Yakov Steyuk was a Ukrainian Jew interned in the Syretsky Camp, 5 km from Kiev. On 18 August 1943, he was taken from there to Babi Yar, a place where tens of thousands of Jews are said to have been shot and buried by the Germans in mass graves in late September 1941 (see the entry on Babi Yar). He was interrogated by the NKGB on 12 and 15 November 1943 about his alleged experiences at Babi Yar.
Among other things, Steyuk stated that he and 100 other slave-labor inmates were put in chains, had to exhume mass graves, and burn the extracted bodies on pyres. He claimed that the pyres they built consisted of several layers of wood and bodies, reaching the height of four meters, and containing about 5,000 corpses each. Later he specified that a pyre had about 20 layers(!) of alternating wood and bodies.
Let’s assume that a running meter of a pyre two meters wide can accommodate four corpses. Each corpse requires 250 kg of freshly cut wood (see open-air incinerations). The density of green wood is roughly 0.9 tons per m³, and its stacking density on a pyre is 1.4 (40% for air and flames to go through). This means that the wood required to burn just one layer of corpses stacks up to a height of some 0.75 meters. Adding the body layer gets us to roughly a meter. Twenty such layers result in a pyre 20 meters high. It would have been impossible to build such a pyre, and also impossible to burn it down without it collapsing and spilling burning wood and corpses all over the place.
Steyuk asserted that at least ten such pyres were burned, hence a total of some 50,000 bodies. In the second interview, Steyuk first said he doesn’t know how many bodies there were exhumed and burned in total, but when pressed for a number, he stated that there had been some 45,000 bodies.
When interrogated again in 1980 by the KGB, he now “remembered” that each pyre contained 2,000 bodies and was only 3 meters high; that there were up to sixty of them; that the slave-labor work force was increased to 325; that the total death toll amounted to 100,000 victims; that the evil SS officer running the show was called Topaide; and that the Germans also used gas vans to kill people. This late enrichment of his “memory,” bringing it in line with other similarly groomed testimonies, evidently resulted from coaching sessions he had with Soviet authorities, whose investigative commission had invented the SS man Topaide and the use of gas vans in their 1944 expert report on Babi Yar.

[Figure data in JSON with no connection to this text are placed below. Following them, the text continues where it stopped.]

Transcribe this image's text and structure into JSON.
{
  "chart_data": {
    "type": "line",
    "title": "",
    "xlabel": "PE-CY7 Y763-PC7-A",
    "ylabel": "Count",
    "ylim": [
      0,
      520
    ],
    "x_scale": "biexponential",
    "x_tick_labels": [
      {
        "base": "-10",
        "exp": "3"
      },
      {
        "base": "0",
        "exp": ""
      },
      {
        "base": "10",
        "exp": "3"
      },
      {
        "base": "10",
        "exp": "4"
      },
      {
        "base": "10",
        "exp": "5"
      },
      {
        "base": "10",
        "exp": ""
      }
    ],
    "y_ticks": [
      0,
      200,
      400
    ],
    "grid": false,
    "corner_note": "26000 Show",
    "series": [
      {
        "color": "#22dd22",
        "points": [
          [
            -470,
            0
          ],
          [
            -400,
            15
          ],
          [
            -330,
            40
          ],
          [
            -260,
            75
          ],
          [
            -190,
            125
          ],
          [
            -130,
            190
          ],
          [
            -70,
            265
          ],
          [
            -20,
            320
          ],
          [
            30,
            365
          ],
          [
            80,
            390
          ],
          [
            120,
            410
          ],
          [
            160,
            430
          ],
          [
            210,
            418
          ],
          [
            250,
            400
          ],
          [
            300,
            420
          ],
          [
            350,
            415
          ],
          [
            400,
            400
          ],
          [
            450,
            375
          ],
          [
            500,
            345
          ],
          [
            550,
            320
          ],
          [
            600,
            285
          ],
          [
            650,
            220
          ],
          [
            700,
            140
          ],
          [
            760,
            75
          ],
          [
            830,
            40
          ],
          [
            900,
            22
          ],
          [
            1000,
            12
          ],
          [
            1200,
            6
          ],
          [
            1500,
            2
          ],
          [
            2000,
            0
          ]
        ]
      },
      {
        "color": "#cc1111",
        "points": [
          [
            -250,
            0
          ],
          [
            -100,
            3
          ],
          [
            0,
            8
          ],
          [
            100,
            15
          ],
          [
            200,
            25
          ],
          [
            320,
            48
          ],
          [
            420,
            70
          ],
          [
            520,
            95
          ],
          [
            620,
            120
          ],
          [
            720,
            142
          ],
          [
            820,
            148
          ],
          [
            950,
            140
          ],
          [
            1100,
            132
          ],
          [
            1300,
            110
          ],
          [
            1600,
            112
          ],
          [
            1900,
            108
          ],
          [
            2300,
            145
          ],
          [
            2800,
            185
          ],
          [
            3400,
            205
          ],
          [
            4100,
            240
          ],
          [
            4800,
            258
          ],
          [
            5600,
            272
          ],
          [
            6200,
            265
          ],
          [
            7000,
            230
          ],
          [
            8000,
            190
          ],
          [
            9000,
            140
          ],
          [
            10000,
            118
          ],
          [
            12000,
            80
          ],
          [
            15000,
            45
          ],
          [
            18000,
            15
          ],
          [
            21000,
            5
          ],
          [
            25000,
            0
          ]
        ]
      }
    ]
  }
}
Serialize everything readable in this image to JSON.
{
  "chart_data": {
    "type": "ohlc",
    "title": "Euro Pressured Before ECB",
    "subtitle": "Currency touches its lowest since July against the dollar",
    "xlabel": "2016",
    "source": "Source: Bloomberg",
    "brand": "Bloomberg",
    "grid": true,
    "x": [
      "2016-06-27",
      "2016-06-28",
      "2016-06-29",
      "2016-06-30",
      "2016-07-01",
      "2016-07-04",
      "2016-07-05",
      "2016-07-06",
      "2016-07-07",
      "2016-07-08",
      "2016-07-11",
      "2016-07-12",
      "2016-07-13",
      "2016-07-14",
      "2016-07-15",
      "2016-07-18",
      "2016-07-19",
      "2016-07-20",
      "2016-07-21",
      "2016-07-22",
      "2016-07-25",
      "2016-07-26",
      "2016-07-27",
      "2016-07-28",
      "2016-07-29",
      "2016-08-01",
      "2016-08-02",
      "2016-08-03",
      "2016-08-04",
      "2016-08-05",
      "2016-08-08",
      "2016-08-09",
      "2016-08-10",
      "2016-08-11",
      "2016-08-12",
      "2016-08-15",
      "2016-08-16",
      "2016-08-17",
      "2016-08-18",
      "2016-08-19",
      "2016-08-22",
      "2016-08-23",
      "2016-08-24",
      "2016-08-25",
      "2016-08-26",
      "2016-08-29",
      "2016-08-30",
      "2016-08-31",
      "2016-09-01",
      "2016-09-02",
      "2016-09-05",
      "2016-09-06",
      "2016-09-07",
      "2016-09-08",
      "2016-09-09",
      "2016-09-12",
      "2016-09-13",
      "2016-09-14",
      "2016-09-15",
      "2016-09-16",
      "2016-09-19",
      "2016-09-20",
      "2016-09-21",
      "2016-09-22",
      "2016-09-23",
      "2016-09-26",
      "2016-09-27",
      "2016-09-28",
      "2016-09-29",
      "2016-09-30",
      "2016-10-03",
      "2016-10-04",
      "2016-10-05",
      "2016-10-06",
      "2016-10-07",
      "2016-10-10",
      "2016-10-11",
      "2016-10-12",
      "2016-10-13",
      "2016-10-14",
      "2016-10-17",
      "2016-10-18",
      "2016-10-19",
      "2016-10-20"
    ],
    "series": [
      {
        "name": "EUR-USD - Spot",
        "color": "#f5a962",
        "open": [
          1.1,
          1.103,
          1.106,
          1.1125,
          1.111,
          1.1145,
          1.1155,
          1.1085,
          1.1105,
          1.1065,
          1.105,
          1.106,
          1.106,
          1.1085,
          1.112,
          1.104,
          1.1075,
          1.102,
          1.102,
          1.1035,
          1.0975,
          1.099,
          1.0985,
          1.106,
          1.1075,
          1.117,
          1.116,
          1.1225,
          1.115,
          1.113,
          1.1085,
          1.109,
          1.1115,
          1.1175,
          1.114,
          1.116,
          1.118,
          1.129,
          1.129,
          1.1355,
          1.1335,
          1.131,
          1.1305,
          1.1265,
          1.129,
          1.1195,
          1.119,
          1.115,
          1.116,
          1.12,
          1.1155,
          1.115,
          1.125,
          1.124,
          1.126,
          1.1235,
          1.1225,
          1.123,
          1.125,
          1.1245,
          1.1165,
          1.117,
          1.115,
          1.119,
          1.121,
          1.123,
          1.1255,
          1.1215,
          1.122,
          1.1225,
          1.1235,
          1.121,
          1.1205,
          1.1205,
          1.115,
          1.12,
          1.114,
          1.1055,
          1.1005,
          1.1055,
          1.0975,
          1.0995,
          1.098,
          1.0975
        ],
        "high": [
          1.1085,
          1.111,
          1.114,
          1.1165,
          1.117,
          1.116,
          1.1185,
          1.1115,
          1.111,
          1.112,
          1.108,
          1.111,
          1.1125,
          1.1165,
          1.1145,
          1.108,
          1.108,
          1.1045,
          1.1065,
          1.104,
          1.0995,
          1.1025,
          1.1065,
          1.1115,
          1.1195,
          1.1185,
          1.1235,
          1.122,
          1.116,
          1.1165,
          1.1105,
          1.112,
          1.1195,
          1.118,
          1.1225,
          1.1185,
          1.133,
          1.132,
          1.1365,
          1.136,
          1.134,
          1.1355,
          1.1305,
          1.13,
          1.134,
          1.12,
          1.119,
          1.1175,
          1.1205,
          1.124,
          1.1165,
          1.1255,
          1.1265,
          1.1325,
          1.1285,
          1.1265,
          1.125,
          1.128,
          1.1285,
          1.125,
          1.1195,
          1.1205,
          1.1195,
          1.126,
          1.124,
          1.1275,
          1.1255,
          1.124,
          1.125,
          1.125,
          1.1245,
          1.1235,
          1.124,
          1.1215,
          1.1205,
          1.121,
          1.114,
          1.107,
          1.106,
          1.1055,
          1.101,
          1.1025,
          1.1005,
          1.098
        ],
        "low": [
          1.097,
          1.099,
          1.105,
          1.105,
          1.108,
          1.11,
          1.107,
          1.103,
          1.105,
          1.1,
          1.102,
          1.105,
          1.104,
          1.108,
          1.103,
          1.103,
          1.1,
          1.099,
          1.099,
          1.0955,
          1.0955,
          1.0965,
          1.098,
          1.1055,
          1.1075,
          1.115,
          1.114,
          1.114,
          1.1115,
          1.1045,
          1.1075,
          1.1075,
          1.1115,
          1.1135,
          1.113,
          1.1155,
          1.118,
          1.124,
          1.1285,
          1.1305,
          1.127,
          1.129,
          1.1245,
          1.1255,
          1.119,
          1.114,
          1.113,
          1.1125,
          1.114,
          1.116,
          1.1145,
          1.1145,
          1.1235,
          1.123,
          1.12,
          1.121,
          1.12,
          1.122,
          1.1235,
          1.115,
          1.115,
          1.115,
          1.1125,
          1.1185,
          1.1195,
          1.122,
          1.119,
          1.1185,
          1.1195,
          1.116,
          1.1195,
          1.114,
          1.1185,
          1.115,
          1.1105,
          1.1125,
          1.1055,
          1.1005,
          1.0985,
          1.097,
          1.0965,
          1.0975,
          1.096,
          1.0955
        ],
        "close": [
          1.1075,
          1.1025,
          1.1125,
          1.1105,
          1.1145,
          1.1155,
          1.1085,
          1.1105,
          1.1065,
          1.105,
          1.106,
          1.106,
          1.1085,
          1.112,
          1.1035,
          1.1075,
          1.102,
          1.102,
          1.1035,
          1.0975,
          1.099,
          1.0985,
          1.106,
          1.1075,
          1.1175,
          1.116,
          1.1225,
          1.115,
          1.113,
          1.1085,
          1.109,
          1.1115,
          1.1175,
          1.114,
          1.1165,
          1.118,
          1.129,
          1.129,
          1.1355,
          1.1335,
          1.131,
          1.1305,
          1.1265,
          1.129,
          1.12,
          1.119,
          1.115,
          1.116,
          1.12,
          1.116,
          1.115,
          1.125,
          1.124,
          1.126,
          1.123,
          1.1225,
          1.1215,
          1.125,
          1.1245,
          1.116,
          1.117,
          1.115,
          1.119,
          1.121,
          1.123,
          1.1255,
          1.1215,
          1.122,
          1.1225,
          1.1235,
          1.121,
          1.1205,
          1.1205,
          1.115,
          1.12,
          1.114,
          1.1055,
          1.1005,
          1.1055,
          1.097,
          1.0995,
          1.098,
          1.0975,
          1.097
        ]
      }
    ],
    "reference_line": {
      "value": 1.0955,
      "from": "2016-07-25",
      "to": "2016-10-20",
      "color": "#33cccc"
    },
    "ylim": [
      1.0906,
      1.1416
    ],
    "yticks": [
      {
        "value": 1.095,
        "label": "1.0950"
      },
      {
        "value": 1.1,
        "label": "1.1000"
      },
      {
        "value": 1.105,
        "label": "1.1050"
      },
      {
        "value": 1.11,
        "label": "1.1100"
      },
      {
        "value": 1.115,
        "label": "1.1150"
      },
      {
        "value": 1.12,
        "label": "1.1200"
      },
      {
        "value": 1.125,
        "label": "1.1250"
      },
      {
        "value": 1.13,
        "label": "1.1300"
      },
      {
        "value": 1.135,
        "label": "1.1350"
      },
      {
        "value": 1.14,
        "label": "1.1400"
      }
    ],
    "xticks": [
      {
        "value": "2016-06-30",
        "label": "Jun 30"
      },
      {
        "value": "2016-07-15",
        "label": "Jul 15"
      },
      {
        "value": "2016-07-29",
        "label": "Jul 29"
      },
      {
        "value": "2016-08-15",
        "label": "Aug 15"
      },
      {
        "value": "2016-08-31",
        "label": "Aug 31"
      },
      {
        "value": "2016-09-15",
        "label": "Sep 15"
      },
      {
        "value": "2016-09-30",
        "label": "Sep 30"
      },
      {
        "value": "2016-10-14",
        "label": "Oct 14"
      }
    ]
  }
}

With 250 kg of freshly cut wood needed to cremate one body on a pyre, cremating 50,000 or 100,000 bodies would have required some 12,500 to 25,000 metric tons of wood. An average prisoner is rated at being able to cut some 0.63 metric tons of fresh wood per workday. To cut this amount of wood within five weeks (35 days) that this operation supposedly lasted would have required a work force of some 567 to 1,134 dedicated lumberjacks just to cut the wood. Steyuk claimed initially that his unit consisted only of 100 inmates, all busy digging out mass graves, extracting bodies, building pyres, and – as other witnesses claimed – moreover sifting through ashes, scattering the ashes and refilling the graves with soil. Steyuk says nothing about where the firewood came from.